The anti-social century
In a cover story for The Atlantic called ‘The Anti-Social Century,’ Derek Thompson documents the increasing isolation that has crept into American life, and the interplay between technology and preferences that has been at work. A glaring defect of mainstream economic theory is that it treats preferences and technology as exogenously given (along with the ‘initial distribution of endowments,’ aka property rights): in effect, all are assumed to fall from the sky in a kind of immaculate theoretical conception.

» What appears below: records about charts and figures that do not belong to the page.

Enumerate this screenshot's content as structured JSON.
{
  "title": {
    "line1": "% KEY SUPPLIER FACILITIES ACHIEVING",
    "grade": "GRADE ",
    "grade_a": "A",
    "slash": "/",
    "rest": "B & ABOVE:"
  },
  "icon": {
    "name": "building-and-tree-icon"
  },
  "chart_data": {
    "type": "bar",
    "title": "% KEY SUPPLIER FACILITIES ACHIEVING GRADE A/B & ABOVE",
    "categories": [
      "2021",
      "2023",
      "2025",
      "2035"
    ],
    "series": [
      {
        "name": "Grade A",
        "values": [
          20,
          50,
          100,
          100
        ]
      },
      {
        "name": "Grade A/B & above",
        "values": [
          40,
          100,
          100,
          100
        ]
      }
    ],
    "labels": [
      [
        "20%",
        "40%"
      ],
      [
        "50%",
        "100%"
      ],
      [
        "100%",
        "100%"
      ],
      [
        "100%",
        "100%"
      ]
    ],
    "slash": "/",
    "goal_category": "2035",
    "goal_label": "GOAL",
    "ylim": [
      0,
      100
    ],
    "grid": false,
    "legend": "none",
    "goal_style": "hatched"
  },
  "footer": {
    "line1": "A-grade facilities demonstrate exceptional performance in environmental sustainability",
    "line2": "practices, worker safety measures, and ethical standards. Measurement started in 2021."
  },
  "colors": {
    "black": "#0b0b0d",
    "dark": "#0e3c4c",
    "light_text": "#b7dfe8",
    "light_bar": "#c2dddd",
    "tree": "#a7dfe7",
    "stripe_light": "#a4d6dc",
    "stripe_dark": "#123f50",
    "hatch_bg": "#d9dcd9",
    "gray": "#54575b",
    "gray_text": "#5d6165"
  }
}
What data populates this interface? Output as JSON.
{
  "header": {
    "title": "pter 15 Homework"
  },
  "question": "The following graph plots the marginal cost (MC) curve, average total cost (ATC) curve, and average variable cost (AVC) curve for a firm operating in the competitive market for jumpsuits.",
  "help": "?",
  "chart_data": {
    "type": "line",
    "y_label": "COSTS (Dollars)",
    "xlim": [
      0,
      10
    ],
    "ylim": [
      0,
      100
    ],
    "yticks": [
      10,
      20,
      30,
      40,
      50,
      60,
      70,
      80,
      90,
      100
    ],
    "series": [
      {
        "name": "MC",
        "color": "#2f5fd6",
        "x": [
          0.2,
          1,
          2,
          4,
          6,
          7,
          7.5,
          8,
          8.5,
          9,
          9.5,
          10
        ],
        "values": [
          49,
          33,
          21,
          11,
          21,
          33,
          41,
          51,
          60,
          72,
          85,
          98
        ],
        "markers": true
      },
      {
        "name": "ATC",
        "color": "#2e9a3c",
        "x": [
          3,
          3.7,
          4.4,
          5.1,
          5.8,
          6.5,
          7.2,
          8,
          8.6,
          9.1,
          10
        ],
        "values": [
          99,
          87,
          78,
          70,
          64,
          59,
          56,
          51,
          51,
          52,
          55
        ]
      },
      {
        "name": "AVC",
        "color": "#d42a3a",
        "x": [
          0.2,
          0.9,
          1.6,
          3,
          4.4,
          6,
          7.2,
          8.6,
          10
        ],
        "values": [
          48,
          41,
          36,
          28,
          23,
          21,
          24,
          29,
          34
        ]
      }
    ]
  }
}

This abstraction from reality – in which all of these all in play with far-reaching consequences – helps to explain why economists so often fail to bring the distribution and exercise of power into their equations.
Excerpts from Thompson’s thought-provoking piece:
Degraded public spaces—and degraded public life—are in some ways the other side of all our investments in video games and phones and bigger, better private space. Just as we needed time to see the invisible emissions of the Industrial Revolution, we are only now coming to grips with the negative externalities of a phonebound and homebound world. The media theorist Marshall McLuhan once said of technology that every augmentation is also an amputation. We chose our digitally enhanced world. We did not realize the significance of what was being amputated….
Although technology does not have values of its own, its adoption can create values, even in the absence of a coordinated effort. For decades, we’ve adopted whatever technologies removed friction or increased dopamine, embracing what makes life feel easy and good in the moment. But dopamine is a chemical, not a virtue. And what’s easy is not always what’s best for us. We should ask ourselves: What would it mean to select technology based on long-term health rather than instant gratification? And if technology is hurting our community, what can we do to heal it?